At St. Mary’s School of Piscataway, Reavis taught the first grade for six years, from 2009-15, and then she taught third graders and algebra for two years. Then in 2017, she attained her dream of teaching middle school, when over the next two school years she taught math to that age group.

“Middle school was my place, being able to make a connection with kids (there),” Reavis said, noting that she enjoyed making math fun, playing math games with students, and sometimes even wearing shirts and skirts with mathematical formulas on them. During those years, she especially enjoyed celebrating Pi Day with students on March 14, the day on the calendar that has the first three digits of the ratio of a circle’s circumference to its diameter.  

After serving as an assistant and then interim principal at St.
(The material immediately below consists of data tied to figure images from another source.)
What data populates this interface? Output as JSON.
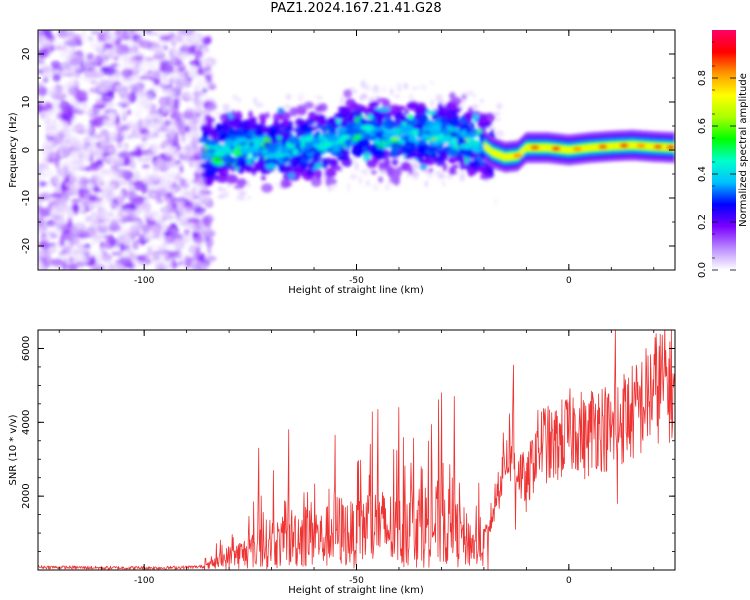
{
  "figure": {
    "title": "PAZ1.2024.167.21.41.G28"
  },
  "chart_data": [
    {
      "type": "heatmap",
      "title": "",
      "xlabel": "Height of straight line (km)",
      "ylabel": "Frequency (Hz)",
      "xlim": [
        -125,
        25
      ],
      "ylim": [
        -25,
        25
      ],
      "xticks": [
        "-100",
        "-50",
        "0"
      ],
      "yticks": [
        "-20",
        "-10",
        "0",
        "10",
        "20"
      ],
      "colorbar": {
        "label": "Normalized spectral amplitude",
        "range": [
          0,
          1
        ],
        "ticks": [
          "0.0",
          "0.2",
          "0.4",
          "0.6",
          "0.8"
        ],
        "colormap": "gist_ncar_r",
        "colors": [
          "#ffffff",
          "#b98aff",
          "#7a00ff",
          "#0000ff",
          "#00bfff",
          "#00ffcc",
          "#00ff00",
          "#aaff00",
          "#ffff00",
          "#ff9900",
          "#ff0000",
          "#ff0066"
        ]
      },
      "ridge": {
        "x": [
          -85,
          -80,
          -75,
          -70,
          -65,
          -60,
          -55,
          -50,
          -45,
          -40,
          -35,
          -30,
          -25,
          -20,
          -18,
          -15,
          -12,
          -10,
          -5,
          0,
          5,
          10,
          15,
          20,
          25
        ],
        "frequency": [
          -0.5,
          0.5,
          0.8,
          0.2,
          0.5,
          1.0,
          2.0,
          3.5,
          3.0,
          3.0,
          3.5,
          3.0,
          2.5,
          1.0,
          -0.5,
          -1.5,
          -1.2,
          0.5,
          0.5,
          0.0,
          0.5,
          0.8,
          1.0,
          0.7,
          0.5
        ]
      }
    },
    {
      "type": "line",
      "title": "",
      "xlabel": "Height of straight line (km)",
      "ylabel": "SNR (10 * v/v)",
      "xlim": [
        -125,
        25
      ],
      "ylim": [
        0,
        6500
      ],
      "xticks": [
        "-100",
        "-50",
        "0"
      ],
      "yticks": [
        "2000",
        "4000",
        "6000"
      ],
      "series": [
        {
          "color": "#ee3333",
          "x": [
            -125,
            -110,
            -95,
            -88,
            -85,
            -80,
            -75,
            -72,
            -70,
            -68,
            -65,
            -62,
            -60,
            -58,
            -55,
            -52,
            -50,
            -48,
            -45,
            -42,
            -40,
            -38,
            -35,
            -32,
            -30,
            -28,
            -25,
            -22,
            -20,
            -18,
            -16,
            -14,
            -12,
            -10,
            -8,
            -6,
            -4,
            -2,
            0,
            2,
            4,
            6,
            8,
            10,
            12,
            14,
            16,
            18,
            20,
            22,
            25
          ],
          "y": [
            80,
            60,
            60,
            80,
            100,
            350,
            500,
            650,
            800,
            700,
            900,
            950,
            1000,
            800,
            1100,
            1000,
            900,
            1200,
            1150,
            1100,
            1000,
            1300,
            1250,
            1200,
            1300,
            1100,
            900,
            650,
            800,
            1500,
            2600,
            3400,
            2800,
            2200,
            3200,
            3500,
            3300,
            3500,
            3700,
            3900,
            3500,
            4000,
            3900,
            3700,
            4100,
            4200,
            4300,
            4600,
            4900,
            5100,
            5000
          ],
          "peaks": [
            {
              "x": -73,
              "y": 3300
            },
            {
              "x": -66,
              "y": 3800
            },
            {
              "x": -55,
              "y": 3650
            },
            {
              "x": -45,
              "y": 4350
            },
            {
              "x": -40,
              "y": 4400
            },
            {
              "x": -30,
              "y": 4800
            },
            {
              "x": -27,
              "y": 4700
            },
            {
              "x": -13,
              "y": 5550
            },
            {
              "x": 11,
              "y": 6500
            }
          ],
          "dips": [
            {
              "x": -19,
              "y": 0
            },
            {
              "x": -12.5,
              "y": 1100
            },
            {
              "x": 11.5,
              "y": 1800
            }
          ]
        }
      ]
    }
  ]
}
Mary’s, Reavis was named as the school’s principal this past fall.

“At first I was a little afraid to leave the classroom,” she said, adding, “When I started into it more, I could see that I could impact all the children here.”

As St. Mary’s principal, she regularly visits all the classrooms at the school, which has nearly 140 students in prekindergarten through the eighth grade. And she continues to teach algebra to the seventh and eighth graders there.
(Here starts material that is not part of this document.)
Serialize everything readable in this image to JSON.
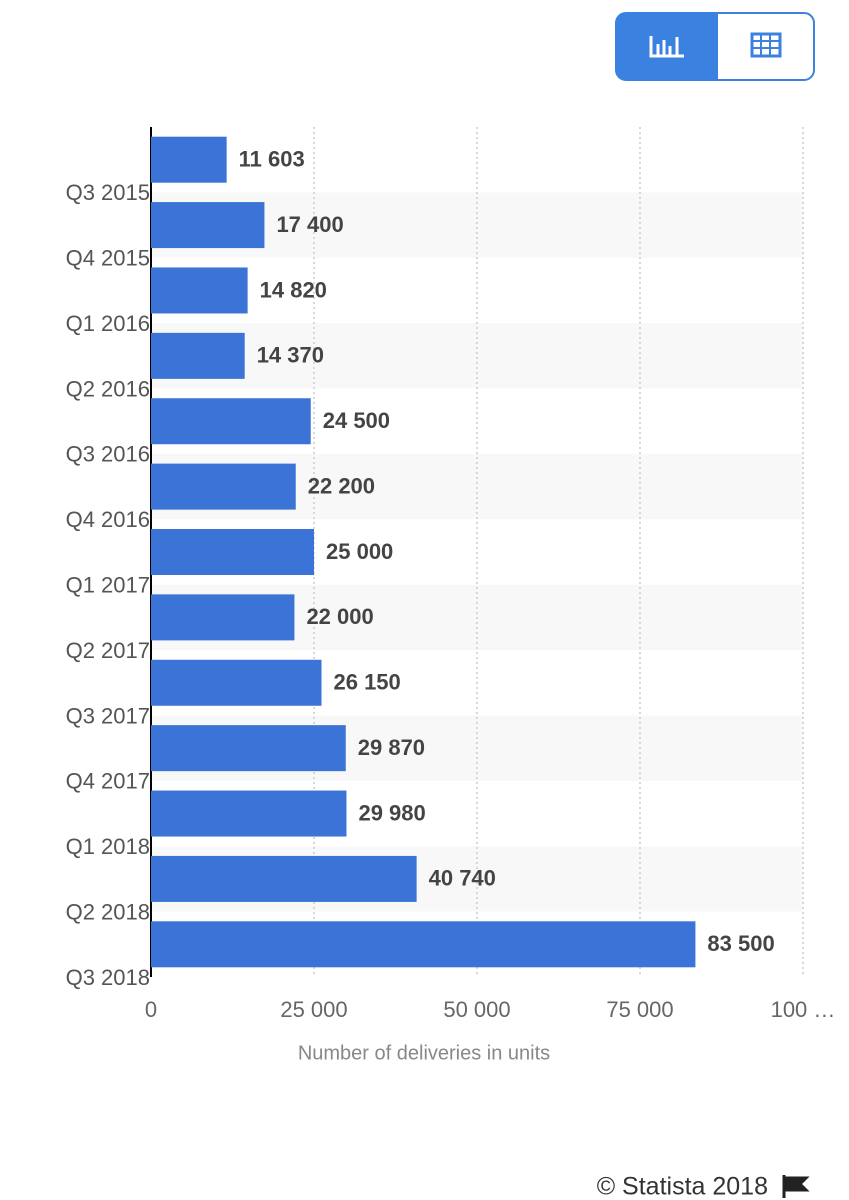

A highlight of the current school year there came in January, when Washington Archbishop Wilton Gregory celebrated a Mass for St. Mary’s students and blessed the school’s new media center, its remodeled school library that now features state-of-the-art technology, including virtual reality goggles, and an expanded selection of books.

During that ceremony, Reavis said, “It’s so important to foster a love of reading for all the children and to give them an opportunity to grow in the digital world we live in.” Later she added, “I’m a big proponent of having a book in hand and using technology.”
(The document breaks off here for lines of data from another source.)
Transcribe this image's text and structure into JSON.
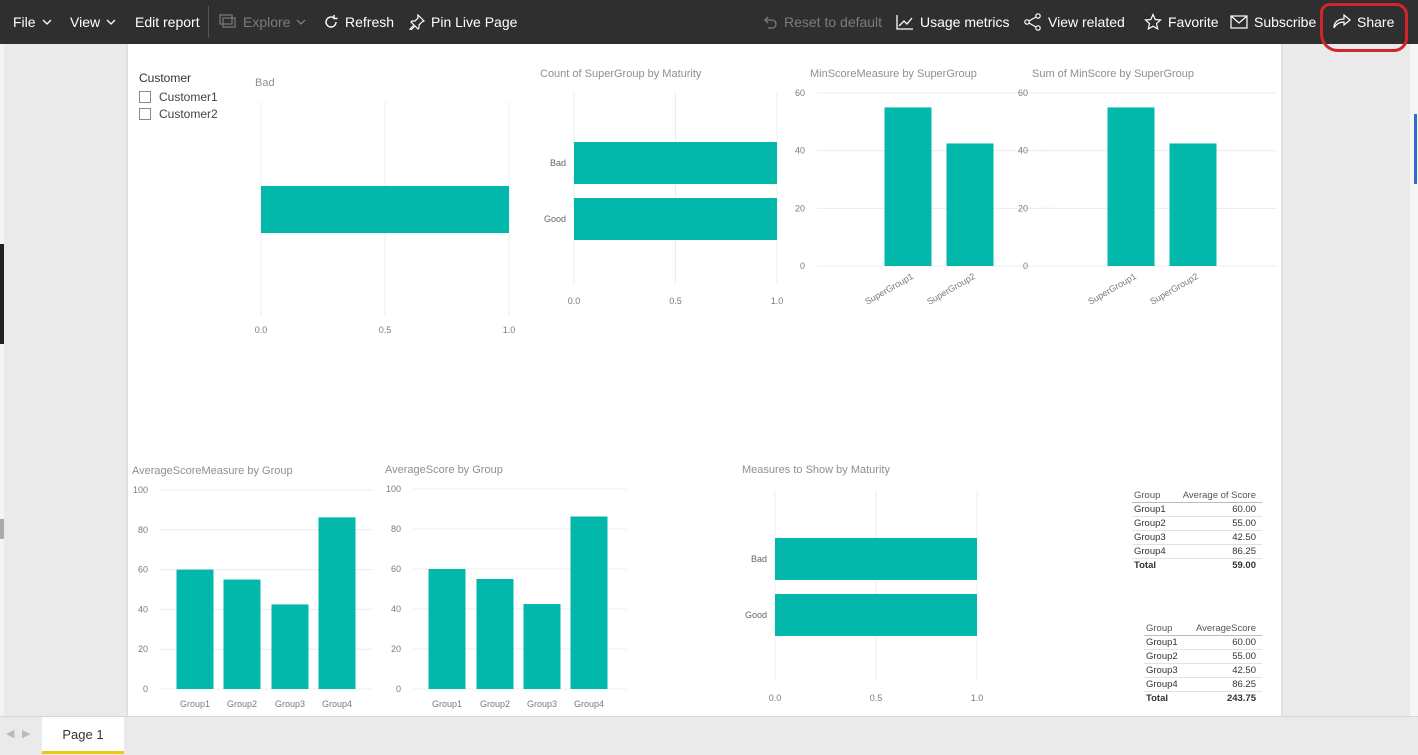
{
  "toolbar": {
    "file": "File",
    "view": "View",
    "edit_report": "Edit report",
    "explore": "Explore",
    "refresh": "Refresh",
    "pin_live_page": "Pin Live Page",
    "reset_to_default": "Reset to default",
    "usage_metrics": "Usage metrics",
    "view_related": "View related",
    "favorite": "Favorite",
    "subscribe": "Subscribe",
    "share": "Share",
    "highlight_color": "#d3262c"
  },
  "slicer": {
    "title": "Customer",
    "items": [
      "Customer1",
      "Customer2"
    ]
  },
  "visuals": {
    "bad_title": "Bad",
    "count_title": "Count of SuperGroup by Maturity",
    "minscore_measure_title": "MinScoreMeasure by SuperGroup",
    "sum_minscore_title": "Sum of MinScore by SuperGroup",
    "avg_measure_title": "AverageScoreMeasure by Group",
    "avg_score_title": "AverageScore by Group",
    "measures_title": "Measures to Show by Maturity"
  },
  "chart_data": [
    {
      "type": "bar",
      "orientation": "horizontal",
      "title": "Bad",
      "categories": [
        ""
      ],
      "values": [
        1.0
      ],
      "xlim": [
        0,
        1
      ],
      "xticks": [
        "0.0",
        "0.5",
        "1.0"
      ],
      "color": "#01b8aa"
    },
    {
      "type": "bar",
      "orientation": "horizontal",
      "title": "Count of SuperGroup by Maturity",
      "categories": [
        "Bad",
        "Good"
      ],
      "values": [
        1.0,
        1.0
      ],
      "xlim": [
        0,
        1
      ],
      "xticks": [
        "0.0",
        "0.5",
        "1.0"
      ],
      "color": "#01b8aa"
    },
    {
      "type": "bar",
      "title": "MinScoreMeasure by SuperGroup",
      "categories": [
        "SuperGroup1",
        "SuperGroup2"
      ],
      "values": [
        55,
        42.5
      ],
      "ylim": [
        0,
        60
      ],
      "yticks": [
        "0",
        "20",
        "40",
        "60"
      ],
      "color": "#01b8aa"
    },
    {
      "type": "bar",
      "title": "Sum of MinScore by SuperGroup",
      "categories": [
        "SuperGroup1",
        "SuperGroup2"
      ],
      "values": [
        55,
        42.5
      ],
      "ylim": [
        0,
        60
      ],
      "yticks": [
        "0",
        "20",
        "40",
        "60"
      ],
      "color": "#01b8aa"
    },
    {
      "type": "bar",
      "title": "AverageScoreMeasure by Group",
      "categories": [
        "Group1",
        "Group2",
        "Group3",
        "Group4"
      ],
      "values": [
        60,
        55,
        42.5,
        86.25
      ],
      "ylim": [
        0,
        100
      ],
      "yticks": [
        "0",
        "20",
        "40",
        "60",
        "80",
        "100"
      ],
      "color": "#01b8aa"
    },
    {
      "type": "bar",
      "title": "AverageScore by Group",
      "categories": [
        "Group1",
        "Group2",
        "Group3",
        "Group4"
      ],
      "values": [
        60,
        55,
        42.5,
        86.25
      ],
      "ylim": [
        0,
        100
      ],
      "yticks": [
        "0",
        "20",
        "40",
        "60",
        "80",
        "100"
      ],
      "color": "#01b8aa"
    },
    {
      "type": "bar",
      "orientation": "horizontal",
      "title": "Measures to Show by Maturity",
      "categories": [
        "Bad",
        "Good"
      ],
      "values": [
        1.0,
        1.0
      ],
      "xlim": [
        0,
        1
      ],
      "xticks": [
        "0.0",
        "0.5",
        "1.0"
      ],
      "color": "#01b8aa"
    },
    {
      "type": "table",
      "columns": [
        "Group",
        "Average of Score"
      ],
      "rows": [
        [
          "Group1",
          "60.00"
        ],
        [
          "Group2",
          "55.00"
        ],
        [
          "Group3",
          "42.50"
        ],
        [
          "Group4",
          "86.25"
        ]
      ],
      "total": [
        "Total",
        "59.00"
      ]
    },
    {
      "type": "table",
      "columns": [
        "Group",
        "AverageScore"
      ],
      "rows": [
        [
          "Group1",
          "60.00"
        ],
        [
          "Group2",
          "55.00"
        ],
        [
          "Group3",
          "42.50"
        ],
        [
          "Group4",
          "86.25"
        ]
      ],
      "total": [
        "Total",
        "243.75"
      ]
    }
  ],
  "tabs": {
    "page1": "Page 1"
  }
}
Reavis, who earned a master’s degree in educational administration from Trinity Washington University during her years at St. Mary’s, said her own Catholic education shapes her work as a principal there.

“I get to take everything I learned and that was instilled in me from kindergarten, and now I get to share that with the children here. I get to show them it’s not always about what you know, it’s about how you exercise your faith,” she said.

In a statement for the Catholic Standard’s Back to School edition in 2019, Reavis reflected on her role as a new Catholic school principal.

“The Church has been a driving force in my life since I was born. As an adult, I know how important it is for me to give back that love and compassion to others,” she wrote. “Being the principal of St. Mary’s gives me an opportunity to lead with love. I became a teacher to spread God’s love with my students. As principal, I can extend God’s love to the whole school community. Every decision that I make is rooted in Christ and serving the community.”

Later in an interview, Reavis spoke about how important it is “that I stay true to my faith.” And when asked what impact that she hopes to have on her students, she added, “I want them to be two things – lifelong learners and good people.”

During her visit to the third grade classroom at St. Mary's of Piscataway School, Lynsie Reavis, the new principal there, works with student Brelynn Johnson. At left is third grader Noel Matome. (CS photo/Andrew Biraj)

For Reavis, life has come full circle, from being a student in Catholic school to teaching and serving as a principal at a Catholic school. And at St. Mary’s, she taught math to eighth graders who had been first graders in her classroom when she began teaching there.

“It all just hit me at once, I saw them young, (and then) seeing them as young men and women at graduation, just to be a small part of that hit me,” Reavis said. “Lots of tears were shed that day.”